First, one little Australia Day gripe: Leo Sayer. All the stories about the citizenship test being prohibitively difficult are clearly wildly exaggerated. Surely, for the sake of national integrity, in amongst all the Don Bradman questions (eye colour? cat or dog man?) should be a question that goes, did you ever release a string of really crappy and annoying pop songs?
Yes means no.
Remember that Sayer once put out a song with a chorus that went: ‘Wo-ooo wo-ooo yay-ee yay-ee/ I love you more than I can say-ee’.
Of course, Australians made it a hit. Jeez, maybe we deserve the guy.
Moving on, we now have the Triple J Top 10. I'm just about speechless at how lame some of those songs are. It's a case of everything old is new again … and yet still really old.
I mean, Kings of Leon – could they be any more retro? They started at about 1974, and with Sex on Fire they're up to about 1982. I guess that’s reasonable progress over five years.
But talk about songwriting by numbers.

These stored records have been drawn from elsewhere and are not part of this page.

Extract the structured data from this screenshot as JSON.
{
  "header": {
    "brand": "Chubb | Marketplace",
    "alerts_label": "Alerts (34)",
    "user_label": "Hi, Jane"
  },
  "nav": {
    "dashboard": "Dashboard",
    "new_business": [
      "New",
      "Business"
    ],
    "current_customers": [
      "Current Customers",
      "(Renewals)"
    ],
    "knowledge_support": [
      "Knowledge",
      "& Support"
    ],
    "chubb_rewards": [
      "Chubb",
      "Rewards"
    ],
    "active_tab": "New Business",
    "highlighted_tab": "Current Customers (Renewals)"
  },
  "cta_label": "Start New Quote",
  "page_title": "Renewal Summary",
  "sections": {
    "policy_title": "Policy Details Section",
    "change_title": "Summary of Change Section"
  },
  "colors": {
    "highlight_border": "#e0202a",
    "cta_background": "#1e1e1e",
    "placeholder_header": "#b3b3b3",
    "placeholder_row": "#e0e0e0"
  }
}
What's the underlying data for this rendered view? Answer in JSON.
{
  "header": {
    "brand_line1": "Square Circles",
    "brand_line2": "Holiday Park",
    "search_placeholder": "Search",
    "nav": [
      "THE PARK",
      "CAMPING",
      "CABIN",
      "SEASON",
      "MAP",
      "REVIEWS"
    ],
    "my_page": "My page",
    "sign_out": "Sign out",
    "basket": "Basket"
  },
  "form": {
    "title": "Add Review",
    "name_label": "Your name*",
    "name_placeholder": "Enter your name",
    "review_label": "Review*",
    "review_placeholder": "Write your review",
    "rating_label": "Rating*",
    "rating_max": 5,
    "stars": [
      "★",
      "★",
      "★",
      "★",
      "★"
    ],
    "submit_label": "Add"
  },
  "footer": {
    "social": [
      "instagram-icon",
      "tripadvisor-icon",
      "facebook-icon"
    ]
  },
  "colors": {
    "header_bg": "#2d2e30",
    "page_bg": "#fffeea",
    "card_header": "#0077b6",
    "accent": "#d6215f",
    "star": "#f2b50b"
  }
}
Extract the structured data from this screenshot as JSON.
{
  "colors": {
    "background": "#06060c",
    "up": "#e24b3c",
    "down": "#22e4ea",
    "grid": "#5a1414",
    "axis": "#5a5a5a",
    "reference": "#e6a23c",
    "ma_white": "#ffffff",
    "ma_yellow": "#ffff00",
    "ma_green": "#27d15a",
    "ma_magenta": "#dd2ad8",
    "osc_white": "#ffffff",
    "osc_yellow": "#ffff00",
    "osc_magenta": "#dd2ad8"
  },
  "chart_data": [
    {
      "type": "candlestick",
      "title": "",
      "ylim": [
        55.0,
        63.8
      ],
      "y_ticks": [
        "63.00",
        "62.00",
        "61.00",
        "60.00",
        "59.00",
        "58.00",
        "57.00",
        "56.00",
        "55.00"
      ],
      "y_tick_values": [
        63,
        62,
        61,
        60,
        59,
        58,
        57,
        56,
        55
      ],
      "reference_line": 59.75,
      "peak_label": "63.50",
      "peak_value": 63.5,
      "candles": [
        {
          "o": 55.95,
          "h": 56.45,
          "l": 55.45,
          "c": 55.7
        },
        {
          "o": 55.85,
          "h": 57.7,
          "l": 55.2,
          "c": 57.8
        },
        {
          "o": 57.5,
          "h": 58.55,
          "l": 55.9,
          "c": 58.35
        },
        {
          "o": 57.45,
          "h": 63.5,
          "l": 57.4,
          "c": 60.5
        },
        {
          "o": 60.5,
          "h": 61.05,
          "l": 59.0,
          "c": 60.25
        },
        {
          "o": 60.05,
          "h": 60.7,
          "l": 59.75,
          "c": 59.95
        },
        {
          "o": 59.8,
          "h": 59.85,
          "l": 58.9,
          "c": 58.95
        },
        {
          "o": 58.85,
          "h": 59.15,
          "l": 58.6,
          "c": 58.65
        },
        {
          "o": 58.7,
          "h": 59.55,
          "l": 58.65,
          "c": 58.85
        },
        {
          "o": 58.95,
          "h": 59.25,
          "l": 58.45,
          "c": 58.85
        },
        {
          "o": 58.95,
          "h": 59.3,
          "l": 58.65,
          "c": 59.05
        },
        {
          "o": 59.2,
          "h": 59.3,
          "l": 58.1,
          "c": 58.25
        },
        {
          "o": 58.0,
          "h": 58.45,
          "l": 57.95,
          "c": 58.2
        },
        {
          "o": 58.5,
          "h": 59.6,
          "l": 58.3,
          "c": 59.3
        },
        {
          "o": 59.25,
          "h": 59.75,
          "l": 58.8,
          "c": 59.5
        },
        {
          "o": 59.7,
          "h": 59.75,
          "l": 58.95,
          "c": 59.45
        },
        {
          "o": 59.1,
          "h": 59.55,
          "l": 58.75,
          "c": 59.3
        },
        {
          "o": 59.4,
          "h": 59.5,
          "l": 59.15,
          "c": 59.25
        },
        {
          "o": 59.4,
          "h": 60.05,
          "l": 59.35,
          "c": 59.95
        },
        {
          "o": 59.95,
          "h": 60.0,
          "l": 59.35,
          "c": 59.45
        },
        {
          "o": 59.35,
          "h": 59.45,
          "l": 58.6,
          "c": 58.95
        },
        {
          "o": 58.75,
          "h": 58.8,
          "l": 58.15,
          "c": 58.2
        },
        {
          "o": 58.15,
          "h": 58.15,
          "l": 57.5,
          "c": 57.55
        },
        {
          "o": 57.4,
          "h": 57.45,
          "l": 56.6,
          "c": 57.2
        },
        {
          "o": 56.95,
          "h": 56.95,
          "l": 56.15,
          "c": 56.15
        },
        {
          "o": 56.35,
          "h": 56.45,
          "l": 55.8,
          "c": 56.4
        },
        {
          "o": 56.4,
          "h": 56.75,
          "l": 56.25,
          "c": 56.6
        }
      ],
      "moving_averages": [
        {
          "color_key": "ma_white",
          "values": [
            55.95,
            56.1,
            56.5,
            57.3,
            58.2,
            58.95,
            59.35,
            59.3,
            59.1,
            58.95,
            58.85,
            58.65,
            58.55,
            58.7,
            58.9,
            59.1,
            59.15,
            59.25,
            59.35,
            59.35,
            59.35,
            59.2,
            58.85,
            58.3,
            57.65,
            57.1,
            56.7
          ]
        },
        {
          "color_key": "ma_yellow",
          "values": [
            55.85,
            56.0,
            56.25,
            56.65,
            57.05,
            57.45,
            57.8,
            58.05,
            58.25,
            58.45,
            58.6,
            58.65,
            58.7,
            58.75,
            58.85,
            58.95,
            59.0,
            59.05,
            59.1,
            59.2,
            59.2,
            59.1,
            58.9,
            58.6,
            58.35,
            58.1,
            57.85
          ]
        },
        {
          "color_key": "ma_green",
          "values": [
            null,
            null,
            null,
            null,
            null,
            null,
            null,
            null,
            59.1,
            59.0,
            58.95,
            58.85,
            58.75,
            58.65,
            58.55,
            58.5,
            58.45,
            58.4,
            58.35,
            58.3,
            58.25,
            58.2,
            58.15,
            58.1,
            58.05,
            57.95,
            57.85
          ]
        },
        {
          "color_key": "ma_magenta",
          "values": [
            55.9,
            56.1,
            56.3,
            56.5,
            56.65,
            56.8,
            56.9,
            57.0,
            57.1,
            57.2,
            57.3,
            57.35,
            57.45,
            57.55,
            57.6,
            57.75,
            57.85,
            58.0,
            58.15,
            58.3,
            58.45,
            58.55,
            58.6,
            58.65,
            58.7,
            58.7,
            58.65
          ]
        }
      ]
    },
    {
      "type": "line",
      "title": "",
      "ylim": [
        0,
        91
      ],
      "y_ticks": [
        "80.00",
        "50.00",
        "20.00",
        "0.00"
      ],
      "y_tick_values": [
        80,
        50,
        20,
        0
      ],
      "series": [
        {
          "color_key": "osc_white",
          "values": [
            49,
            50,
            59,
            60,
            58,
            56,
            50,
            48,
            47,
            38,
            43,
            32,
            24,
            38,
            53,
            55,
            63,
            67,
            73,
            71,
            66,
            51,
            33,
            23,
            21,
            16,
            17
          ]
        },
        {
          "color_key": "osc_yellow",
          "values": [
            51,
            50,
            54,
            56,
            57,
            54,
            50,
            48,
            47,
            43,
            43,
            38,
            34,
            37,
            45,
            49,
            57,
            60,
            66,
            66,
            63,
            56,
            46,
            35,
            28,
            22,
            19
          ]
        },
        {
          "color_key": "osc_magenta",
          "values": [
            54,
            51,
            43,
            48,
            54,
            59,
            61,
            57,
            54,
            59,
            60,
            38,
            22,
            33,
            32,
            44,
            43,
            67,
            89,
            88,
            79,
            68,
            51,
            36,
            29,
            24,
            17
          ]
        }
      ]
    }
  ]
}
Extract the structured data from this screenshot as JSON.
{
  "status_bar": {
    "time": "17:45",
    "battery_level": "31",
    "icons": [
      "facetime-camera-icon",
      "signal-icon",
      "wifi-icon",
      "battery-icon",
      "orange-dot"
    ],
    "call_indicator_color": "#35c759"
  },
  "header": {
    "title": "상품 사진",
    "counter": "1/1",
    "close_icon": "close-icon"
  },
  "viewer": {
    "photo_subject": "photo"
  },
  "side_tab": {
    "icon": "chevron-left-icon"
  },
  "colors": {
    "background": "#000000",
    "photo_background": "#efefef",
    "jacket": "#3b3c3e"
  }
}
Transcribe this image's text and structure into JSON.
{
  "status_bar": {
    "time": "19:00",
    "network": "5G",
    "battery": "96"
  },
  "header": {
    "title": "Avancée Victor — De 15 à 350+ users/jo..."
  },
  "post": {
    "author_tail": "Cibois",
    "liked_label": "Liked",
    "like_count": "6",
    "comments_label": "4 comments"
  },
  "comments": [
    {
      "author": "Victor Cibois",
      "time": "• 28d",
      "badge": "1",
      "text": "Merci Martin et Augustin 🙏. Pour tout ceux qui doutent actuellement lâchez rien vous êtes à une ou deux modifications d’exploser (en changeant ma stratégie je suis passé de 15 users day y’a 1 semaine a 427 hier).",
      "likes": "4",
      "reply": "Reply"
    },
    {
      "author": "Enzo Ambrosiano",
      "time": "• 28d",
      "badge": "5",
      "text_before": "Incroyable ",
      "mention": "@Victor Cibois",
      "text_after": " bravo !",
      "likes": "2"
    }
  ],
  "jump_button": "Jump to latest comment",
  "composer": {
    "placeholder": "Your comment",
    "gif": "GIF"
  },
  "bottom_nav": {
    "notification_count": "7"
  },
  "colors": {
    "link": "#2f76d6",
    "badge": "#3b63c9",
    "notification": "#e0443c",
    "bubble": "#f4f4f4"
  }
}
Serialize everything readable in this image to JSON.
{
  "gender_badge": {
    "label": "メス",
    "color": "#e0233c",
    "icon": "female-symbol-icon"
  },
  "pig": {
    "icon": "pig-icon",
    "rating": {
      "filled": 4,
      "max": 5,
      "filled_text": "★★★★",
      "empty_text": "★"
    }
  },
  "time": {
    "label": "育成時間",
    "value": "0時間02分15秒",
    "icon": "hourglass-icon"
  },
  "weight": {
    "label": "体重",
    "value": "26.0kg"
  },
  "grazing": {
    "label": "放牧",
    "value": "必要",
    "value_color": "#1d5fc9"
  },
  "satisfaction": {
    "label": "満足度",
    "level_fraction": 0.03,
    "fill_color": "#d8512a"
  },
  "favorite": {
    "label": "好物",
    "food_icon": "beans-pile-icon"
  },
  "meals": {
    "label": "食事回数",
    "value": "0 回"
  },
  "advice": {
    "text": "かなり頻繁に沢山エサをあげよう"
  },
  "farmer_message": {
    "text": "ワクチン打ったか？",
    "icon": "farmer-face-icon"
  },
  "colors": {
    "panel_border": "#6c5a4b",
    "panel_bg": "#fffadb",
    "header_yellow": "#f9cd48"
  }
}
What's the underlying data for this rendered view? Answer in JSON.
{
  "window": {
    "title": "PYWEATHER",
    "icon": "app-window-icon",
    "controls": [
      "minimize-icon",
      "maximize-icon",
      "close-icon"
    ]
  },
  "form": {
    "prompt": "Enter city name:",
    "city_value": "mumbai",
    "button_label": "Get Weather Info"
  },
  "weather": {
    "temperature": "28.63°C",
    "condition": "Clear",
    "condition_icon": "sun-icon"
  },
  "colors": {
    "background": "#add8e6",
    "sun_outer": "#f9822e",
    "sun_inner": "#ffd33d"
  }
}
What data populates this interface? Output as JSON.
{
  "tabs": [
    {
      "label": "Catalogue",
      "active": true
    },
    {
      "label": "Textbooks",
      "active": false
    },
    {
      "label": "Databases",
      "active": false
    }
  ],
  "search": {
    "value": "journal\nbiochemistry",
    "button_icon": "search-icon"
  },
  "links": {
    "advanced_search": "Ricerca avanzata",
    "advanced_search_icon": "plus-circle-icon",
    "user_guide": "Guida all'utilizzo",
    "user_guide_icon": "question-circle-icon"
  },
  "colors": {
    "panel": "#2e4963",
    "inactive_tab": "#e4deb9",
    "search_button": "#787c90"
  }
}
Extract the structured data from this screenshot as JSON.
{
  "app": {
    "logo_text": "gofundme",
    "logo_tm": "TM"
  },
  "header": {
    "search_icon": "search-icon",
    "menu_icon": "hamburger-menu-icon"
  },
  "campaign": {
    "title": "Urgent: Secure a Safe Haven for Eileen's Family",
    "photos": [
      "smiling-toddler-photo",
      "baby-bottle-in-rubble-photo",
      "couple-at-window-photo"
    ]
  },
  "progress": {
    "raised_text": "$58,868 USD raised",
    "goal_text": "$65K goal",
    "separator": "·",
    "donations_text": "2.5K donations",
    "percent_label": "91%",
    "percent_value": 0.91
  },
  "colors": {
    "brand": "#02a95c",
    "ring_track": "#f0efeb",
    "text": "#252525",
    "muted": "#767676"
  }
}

Sex on Fire recycles the rock reggae groove of The Clash for its intro, before descending into one part U2, two parts Bryan Adams, and five parts tedium. And this is number one?
Use Somebody is even worse. It’s as vapid as pop music gets - plodding, unimaginative, and boring. And the lyrics! 'I could use somebody/ someone like you and all you know and all you speak'. Then something about lovers and covers. Moon and June, too, probably.
Everyone goes on about that ‘soulful voice’, but it just sounds overwrought to me. It’s kind of like … Michael Bolton.
And yet Kings of Leon got first and third place.
As for The Presets, give them effeminate mullets and they wouldn’t be out of place on the Countdown re-runs the ABC shows late on weekends. The synth-pop of the early Eighties is best left very far behind, surely. Do we really need to hear Flock of Seagulls again?
The Presets also got two songs in the Top 10!
Worst of all, there’s not a single song in there by The Drones – the best Australian band of 2008, by far.
But then, it took 10 years for Augie March to get some real, popular recognition (before disappointing everybody with Watch Me Disappear). I’m not holding my breath for The Drones.